Chromosome number (2n) | Length of longest chromosome (µm) | Length of shortest chromosome (µm) | Total chromosome length (µm) (Mean±S.D.) | Total form percent (TF %) (Mean±S.D.) | Karyotype formulae (2n) | ||
---|---|---|---|---|---|---|---|
Absolute (Mean±S.D.) | Relative (Mean±S.D.) | Absolute (Mean±S.D.) | Relative (Mean±S.D.) | ||||
52 | 2.00±0.02 | 2.65±0.03 | 0.99±0.02 | 1.31±0.03 | 75.36±0.11 | 38.73±0.11 | 6M+26m+20Sm |
Fluorescent banding with CMA and DAPI which generally targets GC- and AT-rich constitutive heterochromatin regions on chromosomes and generate positive and negative signals have advanced cytogenetic research for many plant species (Schweizer 1976, Kondo and Hizume 1982, Hizume 1991, Moscone et al. 1996, Yamamoto 2012, Schwarzacher 2016). Not only they offer additional help in counting the chromosome number but also mark the chromosomes throughout the karyotype (Kondo and Hizume 1982, Hizume 1991, Guerra 2008). The concentration of fluorochrome dyes and staining time has been standardized in P. nigrum. DAPI staining was better with 0.2 µg mL−1 for 30 min while 0.1 mg mL−1 CMA took nearly 100 min time for differential staining in the same metaphase plates. It is reported that plants having small chromosomes face difficulties with fluorescent banding due to insufficient resolving power of light microscope and relatively low copy of repetitive sequences. However, for the first time P. nigrum revealed positive signals for two contrasting CMA and DAPI stains. The present chromosomal analysis was carried out on prometaphase and metaphase chromosomes of P. nigrum and has obtained at least 12 and 18 positive CMA and DAPI signals (Fig. 3). The standardized EMA method, Giemsa staining and fluorochrome banding are repeatable and well documented. The present observations not only conserve the genetic features of P. nigrum but also are useful in characterisation and conservation of intra and inter genetic diversity within the economically important genus Piper.
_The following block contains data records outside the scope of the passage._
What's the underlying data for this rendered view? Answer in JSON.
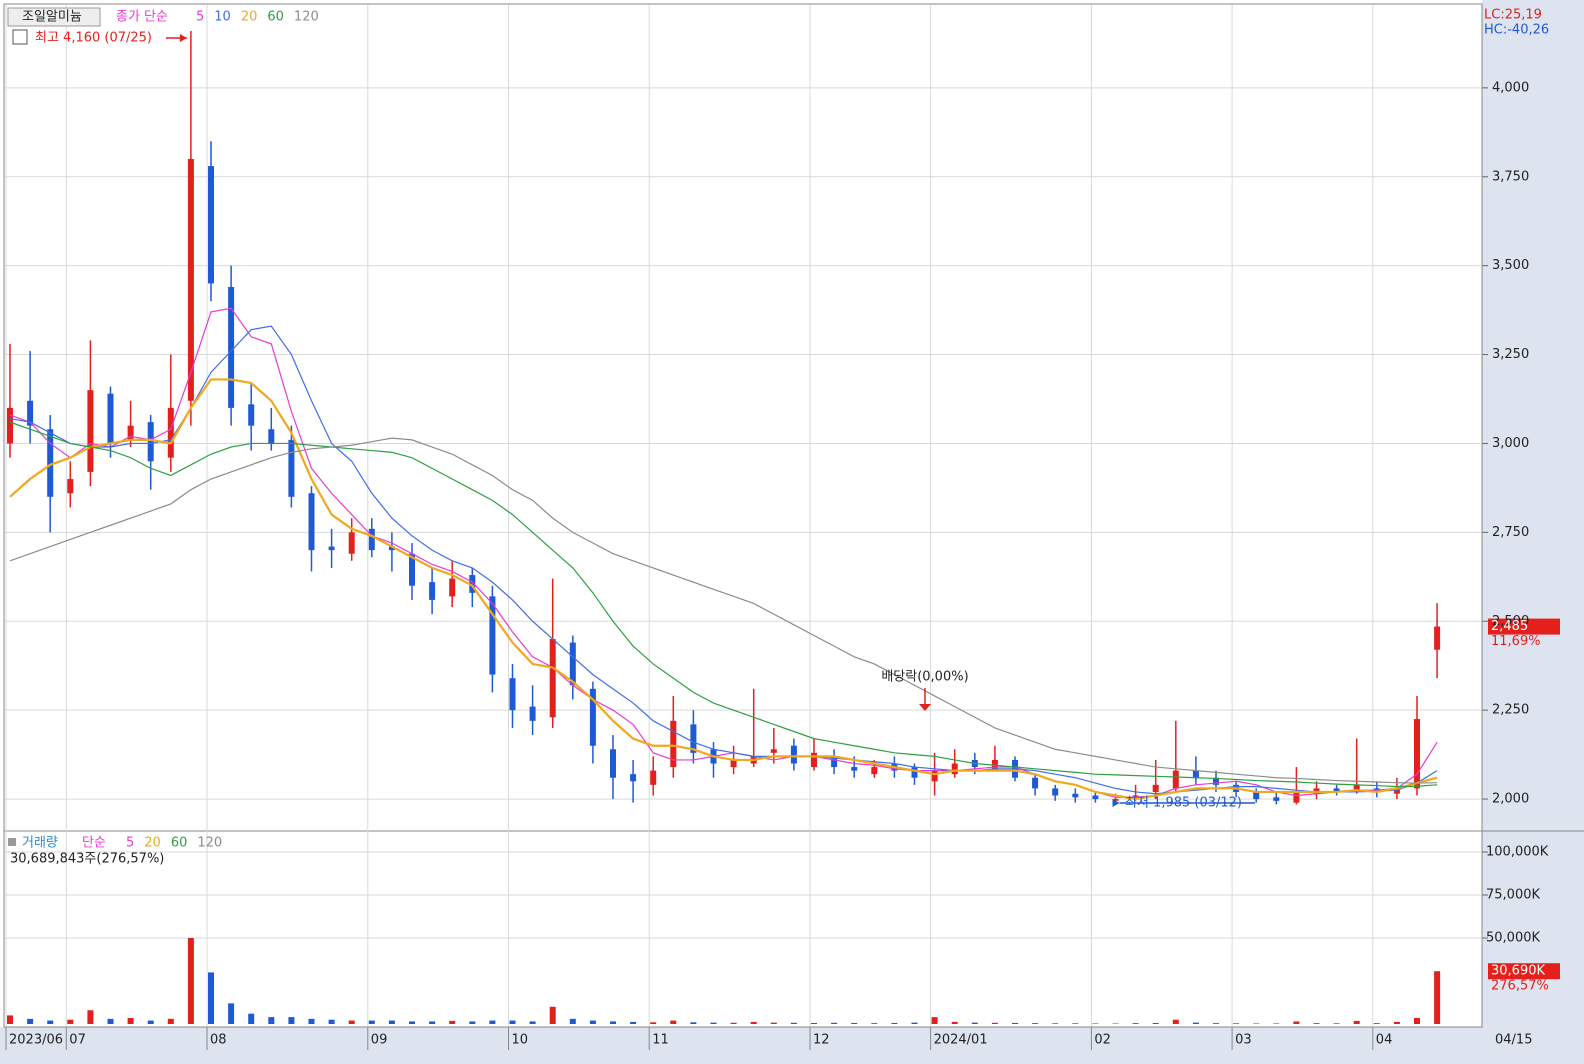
{
  "chart_data": {
    "type": "candlestick",
    "title": "조일알미늄",
    "price_legend": {
      "label": "종가 단순",
      "periods": [
        "5",
        "10",
        "20",
        "60",
        "120"
      ]
    },
    "volume_legend": {
      "label": "거래량",
      "method": "단순",
      "periods": [
        "5",
        "20",
        "60",
        "120"
      ]
    },
    "indicators": {
      "lc": "LC:25,19",
      "hc": "HC:-40,26"
    },
    "annotations": {
      "high": "최고 4,160 (07/25)",
      "low": "최저 1,985 (03/12)",
      "dividend": "배당락(0,00%)",
      "volume_info": "30,689,843주(276,57%)"
    },
    "price_tag": {
      "value": 2485,
      "label": "2,485",
      "change": "11,69%"
    },
    "volume_tag": {
      "value": 30690,
      "label": "30,690K",
      "change": "276,57%"
    },
    "current_date": "04/15",
    "colors": {
      "up": "#e3201b",
      "down": "#1f5ad6"
    },
    "categories": [
      "2023/06",
      null,
      null,
      "07",
      null,
      null,
      null,
      null,
      null,
      null,
      "08",
      null,
      null,
      null,
      null,
      null,
      null,
      null,
      "09",
      null,
      null,
      null,
      null,
      null,
      null,
      "10",
      null,
      null,
      null,
      null,
      null,
      null,
      "11",
      null,
      null,
      null,
      null,
      null,
      null,
      null,
      "12",
      null,
      null,
      null,
      null,
      null,
      "2024/01",
      null,
      null,
      null,
      null,
      null,
      null,
      null,
      "02",
      null,
      null,
      null,
      null,
      null,
      null,
      "03",
      null,
      null,
      null,
      null,
      null,
      null,
      "04",
      null,
      null,
      null
    ],
    "open": [
      3000,
      3120,
      3040,
      2860,
      2920,
      3140,
      3010,
      3060,
      2960,
      3120,
      3780,
      3440,
      3110,
      3040,
      3010,
      2860,
      2710,
      2690,
      2760,
      2710,
      2690,
      2610,
      2570,
      2630,
      2570,
      2340,
      2260,
      2230,
      2440,
      2310,
      2140,
      2070,
      2040,
      2090,
      2210,
      2140,
      2090,
      2100,
      2130,
      2150,
      2090,
      2120,
      2090,
      2070,
      2100,
      2090,
      2050,
      2070,
      2110,
      2080,
      2110,
      2060,
      2030,
      2015,
      2010,
      1995,
      2000,
      2020,
      2030,
      2080,
      2060,
      2040,
      2020,
      2005,
      1990,
      2015,
      2030,
      2025,
      2030,
      2015,
      2030,
      2420
    ],
    "high": [
      3280,
      3260,
      3080,
      2950,
      3290,
      3160,
      3120,
      3080,
      3250,
      4160,
      3850,
      3500,
      3170,
      3100,
      3050,
      2880,
      2760,
      2790,
      2790,
      2750,
      2720,
      2650,
      2670,
      2650,
      2600,
      2380,
      2320,
      2620,
      2460,
      2330,
      2180,
      2110,
      2120,
      2290,
      2250,
      2160,
      2150,
      2310,
      2200,
      2170,
      2170,
      2140,
      2120,
      2110,
      2120,
      2100,
      2130,
      2140,
      2130,
      2150,
      2120,
      2070,
      2040,
      2030,
      2020,
      2015,
      2040,
      2110,
      2220,
      2120,
      2080,
      2050,
      2030,
      2020,
      2090,
      2050,
      2040,
      2170,
      2050,
      2060,
      2290,
      2551
    ],
    "low": [
      2960,
      3000,
      2750,
      2820,
      2880,
      2960,
      2990,
      2870,
      2920,
      3050,
      3400,
      3050,
      2980,
      2980,
      2820,
      2640,
      2650,
      2670,
      2680,
      2640,
      2560,
      2520,
      2540,
      2540,
      2300,
      2200,
      2180,
      2200,
      2280,
      2100,
      2000,
      1990,
      2010,
      2060,
      2100,
      2060,
      2070,
      2090,
      2100,
      2080,
      2080,
      2070,
      2060,
      2060,
      2060,
      2040,
      2010,
      2060,
      2070,
      2080,
      2050,
      2010,
      1995,
      1990,
      1990,
      1985,
      1995,
      2000,
      2020,
      2040,
      2020,
      2005,
      1990,
      1985,
      1985,
      2000,
      2010,
      2015,
      2005,
      2000,
      2010,
      2340
    ],
    "close": [
      3100,
      3050,
      2850,
      2900,
      3150,
      3000,
      3050,
      2950,
      3100,
      3800,
      3450,
      3100,
      3050,
      3000,
      2850,
      2700,
      2700,
      2750,
      2700,
      2700,
      2600,
      2560,
      2620,
      2580,
      2350,
      2250,
      2220,
      2450,
      2320,
      2150,
      2060,
      2050,
      2080,
      2220,
      2130,
      2100,
      2110,
      2120,
      2140,
      2100,
      2130,
      2090,
      2080,
      2090,
      2080,
      2060,
      2080,
      2100,
      2090,
      2110,
      2060,
      2030,
      2010,
      2005,
      2000,
      2000,
      2010,
      2040,
      2080,
      2060,
      2040,
      2020,
      2000,
      1995,
      2020,
      2030,
      2020,
      2040,
      2020,
      2030,
      2225,
      2485
    ],
    "volume": [
      5000,
      3000,
      2000,
      2500,
      8000,
      3000,
      3500,
      2000,
      3000,
      50000,
      30000,
      12000,
      6000,
      4000,
      4000,
      3000,
      2500,
      2000,
      2000,
      2000,
      1500,
      1500,
      1800,
      1500,
      2000,
      2000,
      1500,
      10000,
      3000,
      2000,
      1500,
      1200,
      1000,
      2000,
      1000,
      800,
      700,
      1200,
      800,
      700,
      600,
      700,
      600,
      500,
      600,
      800,
      4000,
      1200,
      800,
      700,
      600,
      500,
      400,
      400,
      300,
      300,
      500,
      600,
      2500,
      800,
      500,
      400,
      300,
      300,
      1500,
      500,
      400,
      1800,
      500,
      1200,
      3500,
      30690
    ],
    "moving_averages": [
      {
        "color": "#e83ad0",
        "values": [
          3080,
          3060,
          3000,
          2960,
          3000,
          2990,
          3020,
          3010,
          3040,
          3200,
          3370,
          3380,
          3300,
          3280,
          3090,
          2930,
          2860,
          2800,
          2740,
          2720,
          2690,
          2660,
          2640,
          2610,
          2550,
          2470,
          2400,
          2370,
          2320,
          2280,
          2250,
          2210,
          2130,
          2110,
          2110,
          2120,
          2130,
          2120,
          2110,
          2120,
          2120,
          2110,
          2100,
          2095,
          2085,
          2080,
          2080,
          2080,
          2085,
          2090,
          2090,
          2070,
          2050,
          2040,
          2020,
          2005,
          2005,
          2010,
          2030,
          2040,
          2045,
          2050,
          2040,
          2020,
          2010,
          2015,
          2020,
          2025,
          2025,
          2030,
          2070,
          2160
        ]
      },
      {
        "color": "#3f6ee8",
        "values": [
          3070,
          3060,
          3030,
          3000,
          2990,
          2990,
          3000,
          3000,
          3010,
          3100,
          3200,
          3260,
          3320,
          3330,
          3250,
          3120,
          3000,
          2950,
          2860,
          2790,
          2740,
          2700,
          2670,
          2650,
          2610,
          2560,
          2500,
          2450,
          2400,
          2350,
          2310,
          2270,
          2220,
          2190,
          2160,
          2140,
          2130,
          2120,
          2120,
          2120,
          2120,
          2115,
          2110,
          2105,
          2100,
          2090,
          2085,
          2080,
          2080,
          2085,
          2085,
          2080,
          2070,
          2060,
          2045,
          2030,
          2020,
          2015,
          2020,
          2025,
          2030,
          2035,
          2035,
          2030,
          2025,
          2020,
          2020,
          2020,
          2022,
          2025,
          2045,
          2080
        ]
      },
      {
        "color": "#f0a81c",
        "values": [
          2850,
          2900,
          2940,
          2960,
          2990,
          3000,
          3010,
          3010,
          3000,
          3100,
          3180,
          3180,
          3170,
          3120,
          3030,
          2900,
          2800,
          2760,
          2740,
          2710,
          2680,
          2650,
          2630,
          2600,
          2520,
          2440,
          2380,
          2370,
          2330,
          2280,
          2220,
          2170,
          2150,
          2150,
          2140,
          2120,
          2110,
          2110,
          2120,
          2120,
          2120,
          2120,
          2110,
          2100,
          2090,
          2080,
          2070,
          2080,
          2080,
          2080,
          2080,
          2070,
          2050,
          2040,
          2020,
          2010,
          2000,
          2010,
          2020,
          2030,
          2030,
          2030,
          2020,
          2020,
          2020,
          2020,
          2020,
          2025,
          2020,
          2030,
          2045,
          2060
        ]
      },
      {
        "color": "#2ea043",
        "values": [
          3060,
          3040,
          3020,
          3000,
          2990,
          2980,
          2960,
          2930,
          2910,
          2940,
          2970,
          2990,
          3000,
          3000,
          3000,
          2995,
          2990,
          2985,
          2980,
          2975,
          2960,
          2930,
          2900,
          2870,
          2840,
          2800,
          2750,
          2700,
          2650,
          2580,
          2500,
          2430,
          2380,
          2340,
          2300,
          2270,
          2250,
          2230,
          2210,
          2190,
          2170,
          2160,
          2150,
          2140,
          2130,
          2125,
          2120,
          2110,
          2100,
          2095,
          2090,
          2085,
          2080,
          2075,
          2070,
          2068,
          2066,
          2064,
          2062,
          2060,
          2058,
          2055,
          2052,
          2050,
          2048,
          2045,
          2042,
          2040,
          2038,
          2035,
          2036,
          2040
        ]
      },
      {
        "color": "#8c8c8c",
        "values": [
          2670,
          2690,
          2710,
          2730,
          2750,
          2770,
          2790,
          2810,
          2830,
          2870,
          2900,
          2920,
          2940,
          2960,
          2975,
          2985,
          2990,
          2995,
          3005,
          3015,
          3010,
          2990,
          2970,
          2940,
          2910,
          2870,
          2840,
          2790,
          2750,
          2720,
          2690,
          2670,
          2650,
          2630,
          2610,
          2590,
          2570,
          2550,
          2520,
          2490,
          2460,
          2430,
          2400,
          2380,
          2350,
          2320,
          2290,
          2260,
          2230,
          2200,
          2180,
          2160,
          2140,
          2130,
          2120,
          2110,
          2100,
          2090,
          2085,
          2080,
          2075,
          2070,
          2065,
          2060,
          2058,
          2055,
          2052,
          2050,
          2048,
          2046,
          2045,
          2046
        ]
      }
    ],
    "volume_legend_colors": [
      "#e83ad0",
      "#f0a81c",
      "#2ea043",
      "#8c8c8c"
    ],
    "ylim": [
      1913,
      4233
    ],
    "yticks": [
      {
        "value": 2000,
        "label": "2,000"
      },
      {
        "value": 2250,
        "label": "2,250"
      },
      {
        "value": 2500,
        "label": "2,500"
      },
      {
        "value": 2750,
        "label": "2,750"
      },
      {
        "value": 3000,
        "label": "3,000"
      },
      {
        "value": 3250,
        "label": "3,250"
      },
      {
        "value": 3500,
        "label": "3,500"
      },
      {
        "value": 3750,
        "label": "3,750"
      },
      {
        "value": 4000,
        "label": "4,000"
      }
    ],
    "volume_ylim": [
      -1160,
      111630
    ],
    "volume_yticks": [
      {
        "value": 50000,
        "label": "50,000K"
      },
      {
        "value": 75000,
        "label": "75,000K"
      },
      {
        "value": 100000,
        "label": "100,000K"
      }
    ],
    "grid": true
  }
}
The author dedicates the paper to his teacher cum mentor Late Prof. A. K. Sharma, a renowned internationally reputed Indian cytogeneticist for sharing his own experience on this particular species. TBJ also acknowledges Dr. S. Dutta, Principal, and Dr. P. Roy Head, Dept. of Botany Maulana Azad College, Kolkata for providing all basic facilities and Dr. P.S. Saha for his all required technical support.